Part of Advances in Neural Information Processing Systems 32 (NeurIPS 2019)
Ivan Stelmakh, Nihar Shah, Aarti Singh
We consider the issue of biases in scholarly research, specifically, in peer review. There is a long standing debate on whether exposing author identities to reviewers induces biases against certain groups, and our focus is on designing tests to detect the presence of such biases. Our starting point is a remarkable recent work by Tomkins, Zhang and Heavlin which conducted a controlled, large-scale experiment to investigate existence of biases in the peer reviewing of the WSDM conference. We present two sets of results in this paper. The first set of results is negative, and pertains to the statistical tests and the experimental setup used in the work of Tomkins et al. We show that the test employed therein does not guarantee control over false alarm probability and under correlations between relevant variables, coupled with any of the following conditions, with high probability can declare a presence of bias when it is in fact absent: (a) measurement error, (b) model mismatch, (c) reviewer calibration.
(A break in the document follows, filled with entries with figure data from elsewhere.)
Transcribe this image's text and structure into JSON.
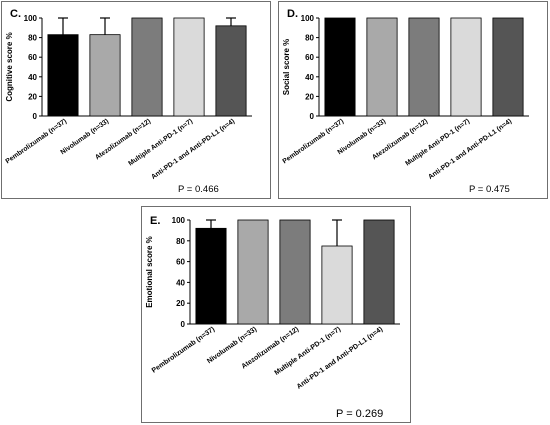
{
  "colors": {
    "pembrolizumab": "#000000",
    "nivolumab": "#a9a9a9",
    "atezolizumab": "#7c7c7c",
    "multiple_anti_pd1": "#dadada",
    "anti_pd1_and_pdl1": "#555555",
    "panel_border": "#6f6f6f"
  },
  "chart_data": [
    {
      "type": "bar",
      "panel_label": "C.",
      "ylabel": "Cognitive score %",
      "categories": [
        "Pembrolizumab (n=37)",
        "Nivolumab (n=33)",
        "Atezolizumab (n=12)",
        "Multiple Anti-PD-1 (n=7)",
        "Anti-PD-1 and Anti-PD-L1 (n=4)"
      ],
      "values": [
        83,
        83,
        100,
        100,
        92
      ],
      "error_upper": [
        100,
        100,
        100,
        100,
        100
      ],
      "ylim": [
        0,
        100
      ],
      "yticks": [
        "0",
        "20",
        "40",
        "60",
        "80",
        "100"
      ],
      "annotation": "P = 0.466"
    },
    {
      "type": "bar",
      "panel_label": "D.",
      "ylabel": "Social score %",
      "categories": [
        "Pembrolizumab (n=37)",
        "Nivolumab (n=33)",
        "Atezolizumab (n=12)",
        "Multiple Anti-PD-1 (n=7)",
        "Anti-PD-1 and Anti-PD-L1 (n=4)"
      ],
      "values": [
        100,
        100,
        100,
        100,
        100
      ],
      "error_upper": [
        100,
        100,
        100,
        100,
        100
      ],
      "ylim": [
        0,
        100
      ],
      "yticks": [
        "0",
        "20",
        "40",
        "60",
        "80",
        "100"
      ],
      "annotation": "P = 0.475"
    },
    {
      "type": "bar",
      "panel_label": "E.",
      "ylabel": "Emotional score %",
      "categories": [
        "Pembrolizumab (n=37)",
        "Nivolumab (n=33)",
        "Atezolizumab (n=12)",
        "Multiple Anti-PD-1 (n=7)",
        "Anti-PD-1 and Anti-PD-L1 (n=4)"
      ],
      "values": [
        92,
        100,
        100,
        75,
        100
      ],
      "error_upper": [
        100,
        100,
        100,
        100,
        100
      ],
      "ylim": [
        0,
        100
      ],
      "yticks": [
        "0",
        "20",
        "40",
        "60",
        "80",
        "100"
      ],
      "annotation": "P = 0.269"
    }
  ]
}
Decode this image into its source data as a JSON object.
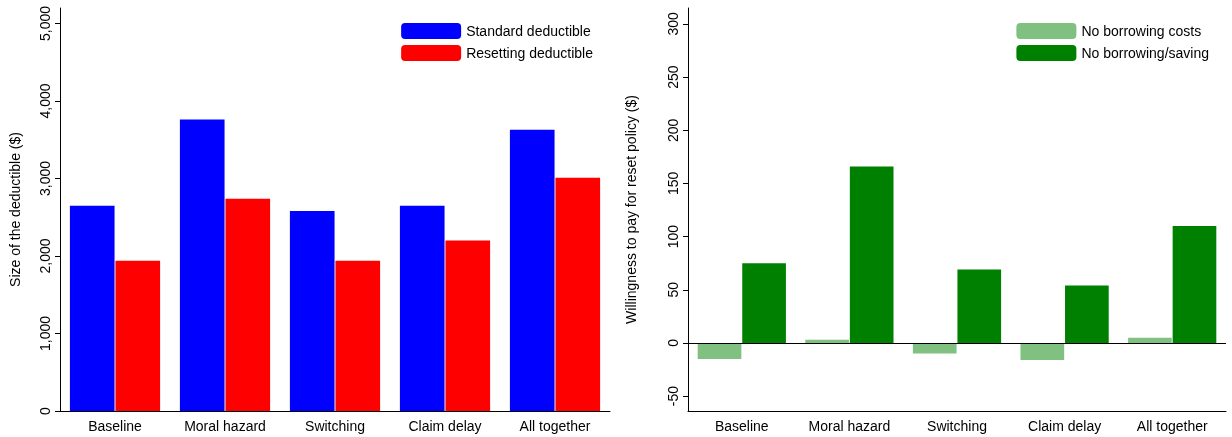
{
  "chart_data": [
    {
      "type": "bar",
      "ylabel": "Size of the deductible ($)",
      "categories": [
        "Baseline",
        "Moral hazard",
        "Switching",
        "Claim delay",
        "All together"
      ],
      "series": [
        {
          "name": "Standard deductible",
          "color": "#0000ff",
          "values": [
            2650,
            3760,
            2580,
            2650,
            3630
          ]
        },
        {
          "name": "Resetting deductible",
          "color": "#ff0000",
          "values": [
            1940,
            2740,
            1940,
            2200,
            3010
          ]
        }
      ],
      "ylim": [
        0,
        5200
      ],
      "yticks": [
        0,
        {
          "value": 1000,
          "label": "1,000"
        },
        {
          "value": 2000,
          "label": "2,000"
        },
        {
          "value": 3000,
          "label": "3,000"
        },
        {
          "value": 4000,
          "label": "4,000"
        },
        {
          "value": 5000,
          "label": "5,000"
        }
      ],
      "grid": false,
      "legend": "top right"
    },
    {
      "type": "bar",
      "ylabel": "Willingness to pay for reset policy ($)",
      "categories": [
        "Baseline",
        "Moral hazard",
        "Switching",
        "Claim delay",
        "All together"
      ],
      "series": [
        {
          "name": "No borrowing costs",
          "color": "#80c080",
          "values": [
            -15,
            3,
            -10,
            -16,
            5
          ]
        },
        {
          "name": "No borrowing/saving",
          "color": "#008000",
          "values": [
            75,
            166,
            69,
            54,
            110
          ]
        }
      ],
      "ylim": [
        -64,
        315
      ],
      "yticks": [
        -50,
        0,
        50,
        100,
        150,
        200,
        250,
        300
      ],
      "ref_lines": [
        {
          "axis": "y",
          "value": 0,
          "color": "#000000"
        }
      ],
      "grid": false,
      "legend": "top right"
    }
  ]
}
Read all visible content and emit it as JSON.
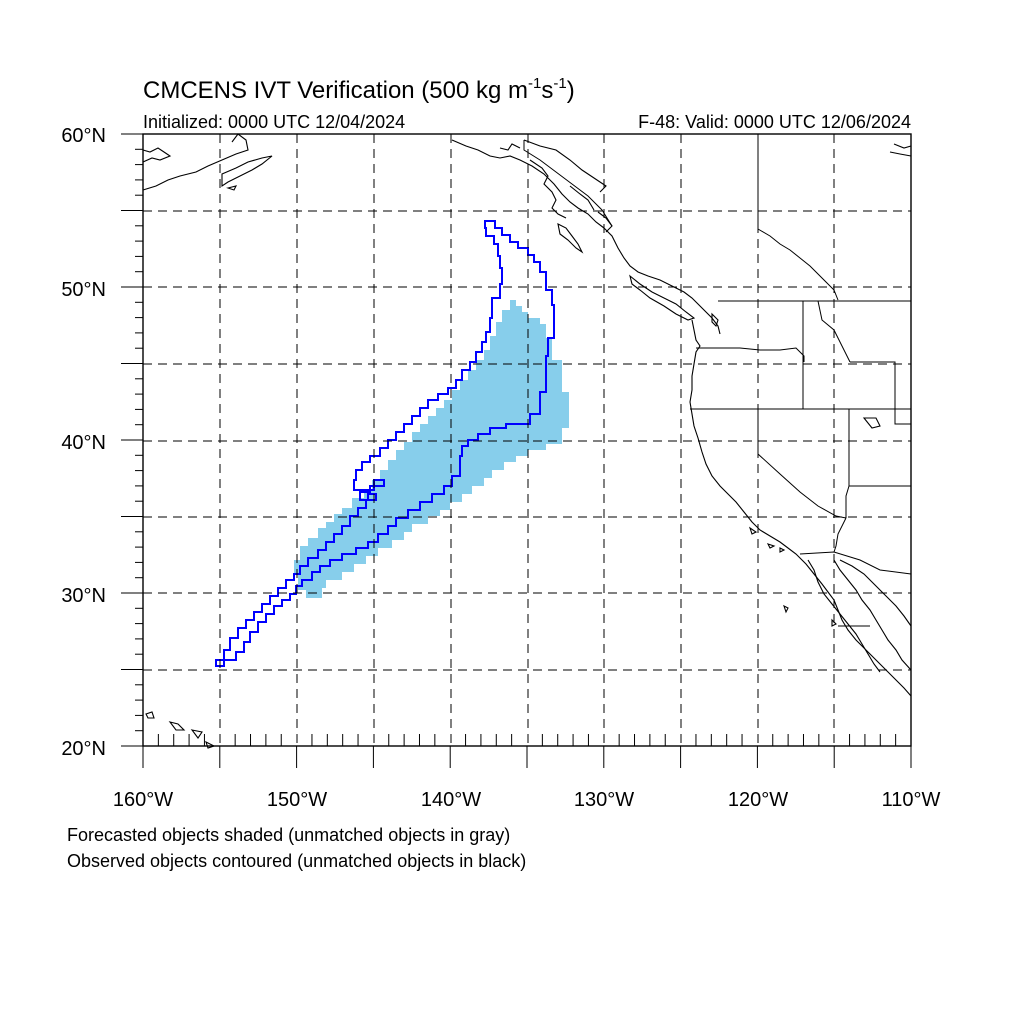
{
  "title": {
    "main": "CMCENS IVT Verification (500 kg m",
    "sup1": "-1",
    "mid": "s",
    "sup2": "-1",
    "end": ")"
  },
  "init_label": "Initialized: 0000 UTC 12/04/2024",
  "valid_label": "F-48: Valid: 0000 UTC 12/06/2024",
  "lat_labels": [
    "60°N",
    "50°N",
    "40°N",
    "30°N",
    "20°N"
  ],
  "lon_labels": [
    "160°W",
    "150°W",
    "140°W",
    "130°W",
    "120°W",
    "110°W"
  ],
  "caption_forecast": "Forecasted objects shaded (unmatched objects in gray)",
  "caption_observed": "Observed objects contoured (unmatched objects in black)",
  "colors": {
    "forecast_fill": "#87ceeb",
    "observed_contour": "#0000ff",
    "coastline": "#000000",
    "grid": "#000000"
  },
  "map": {
    "lon_range": [
      -160,
      -110
    ],
    "lat_range": [
      20,
      60
    ],
    "grid_lon_step": 5,
    "grid_lat_step": 5,
    "grid_style": "dashed"
  }
}
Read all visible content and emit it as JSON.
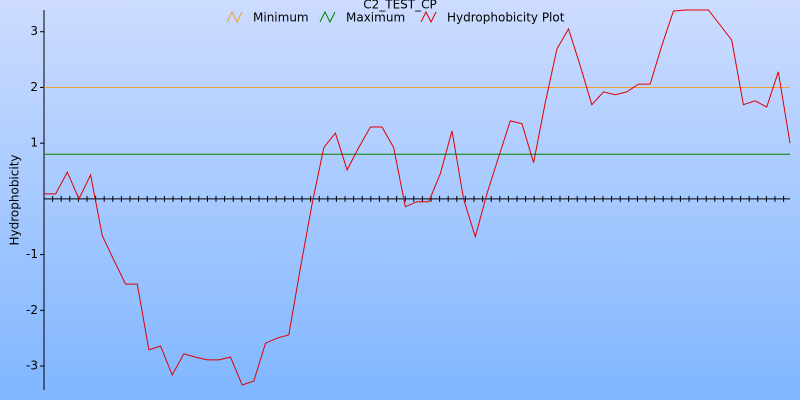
{
  "chart_data": {
    "type": "line",
    "title": "C2_TEST_CP",
    "y_label": "Hydrophobicity",
    "ylim": [
      -3.43,
      3.39
    ],
    "yticks": [
      -3,
      -2,
      -1,
      1,
      2,
      3
    ],
    "series": [
      {
        "name": "Minimum",
        "color": "#f0a030",
        "kind": "hline",
        "values": [
          2
        ]
      },
      {
        "name": "Maximum",
        "color": "#008000",
        "kind": "hline",
        "values": [
          0.8
        ]
      },
      {
        "name": "Hydrophobicity Plot",
        "color": "#e00000",
        "kind": "line",
        "values": [
          0.09,
          0.09,
          0.48,
          0,
          0.43,
          -0.66,
          -1.1,
          -1.53,
          -1.53,
          -2.71,
          -2.64,
          -3.16,
          -2.78,
          -2.84,
          -2.89,
          -2.89,
          -2.84,
          -3.34,
          -3.27,
          -2.59,
          -2.5,
          -2.44,
          -1.24,
          -0.09,
          0.92,
          1.18,
          0.52,
          0.92,
          1.29,
          1.29,
          0.92,
          -0.14,
          -0.05,
          -0.05,
          0.45,
          1.22,
          0,
          -0.68,
          0.09,
          0.75,
          1.4,
          1.35,
          0.65,
          1.72,
          2.69,
          3.05,
          2.39,
          1.69,
          1.92,
          1.87,
          1.92,
          2.06,
          2.06,
          2.75,
          3.37,
          3.39,
          3.39,
          3.39,
          3.12,
          2.85,
          1.69,
          1.76,
          1.65,
          2.28,
          1.0
        ]
      }
    ]
  }
}
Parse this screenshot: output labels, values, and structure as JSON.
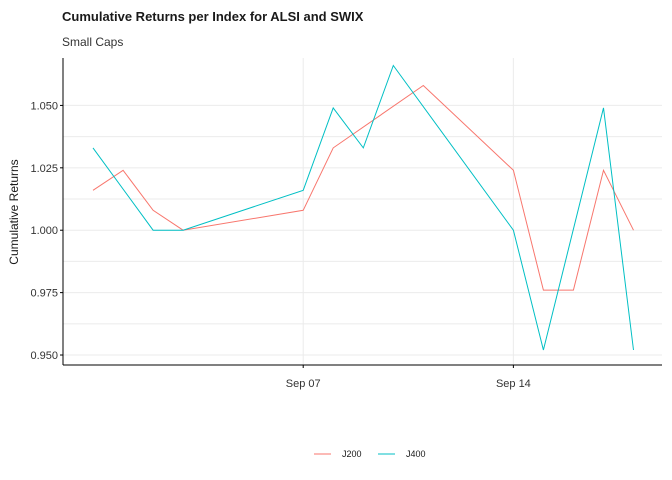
{
  "chart_data": {
    "type": "line",
    "title": "Cumulative Returns per Index for ALSI and SWIX",
    "subtitle": "Small Caps",
    "xlabel": "",
    "ylabel": "Cumulative Returns",
    "x": [
      "2020-08-31",
      "2020-09-01",
      "2020-09-02",
      "2020-09-03",
      "2020-09-04",
      "2020-09-07",
      "2020-09-08",
      "2020-09-09",
      "2020-09-10",
      "2020-09-11",
      "2020-09-14",
      "2020-09-15",
      "2020-09-16",
      "2020-09-17",
      "2020-09-18"
    ],
    "x_ticks": [
      {
        "value": "2020-09-07",
        "label": "Sep 07"
      },
      {
        "value": "2020-09-14",
        "label": "Sep 14"
      }
    ],
    "y_ticks": [
      0.95,
      0.975,
      1.0,
      1.025,
      1.05
    ],
    "y_tick_labels": [
      "0.950",
      "0.975",
      "1.000",
      "1.025",
      "1.050"
    ],
    "ylim": [
      0.946,
      1.069
    ],
    "grid": true,
    "legend": "bottom",
    "series": [
      {
        "name": "J200",
        "color": "#F8766D",
        "points": [
          [
            "2020-08-31",
            1.016
          ],
          [
            "2020-09-01",
            1.024
          ],
          [
            "2020-09-02",
            1.008
          ],
          [
            "2020-09-03",
            1.0
          ],
          [
            "2020-09-07",
            1.008
          ],
          [
            "2020-09-08",
            1.033
          ],
          [
            "2020-09-11",
            1.058
          ],
          [
            "2020-09-14",
            1.024
          ],
          [
            "2020-09-15",
            0.976
          ],
          [
            "2020-09-16",
            0.976
          ],
          [
            "2020-09-17",
            1.024
          ],
          [
            "2020-09-18",
            1.0
          ]
        ]
      },
      {
        "name": "J400",
        "color": "#00BFC4",
        "points": [
          [
            "2020-08-31",
            1.033
          ],
          [
            "2020-09-02",
            1.0
          ],
          [
            "2020-09-03",
            1.0
          ],
          [
            "2020-09-07",
            1.016
          ],
          [
            "2020-09-08",
            1.049
          ],
          [
            "2020-09-09",
            1.033
          ],
          [
            "2020-09-10",
            1.066
          ],
          [
            "2020-09-14",
            1.0
          ],
          [
            "2020-09-15",
            0.952
          ],
          [
            "2020-09-17",
            1.049
          ],
          [
            "2020-09-18",
            0.952
          ]
        ]
      }
    ]
  }
}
Moreover, we show that the setup of their experiment may itself inflate false alarm probability if (d) bidding is performed in non-blind manner or (e) popular reviewer assignment procedure is employed. Our second set of results is positive, in that we present a general framework for testing for biases in (single vs. double blind) peer review. We then present a hypothesis test with guaranteed control over false alarm probability and non-trivial power even under conditions (a)--(c). Conditions (d) and (e) are more fundamental problems that are tied to the experimental setup and not necessarily related to the test.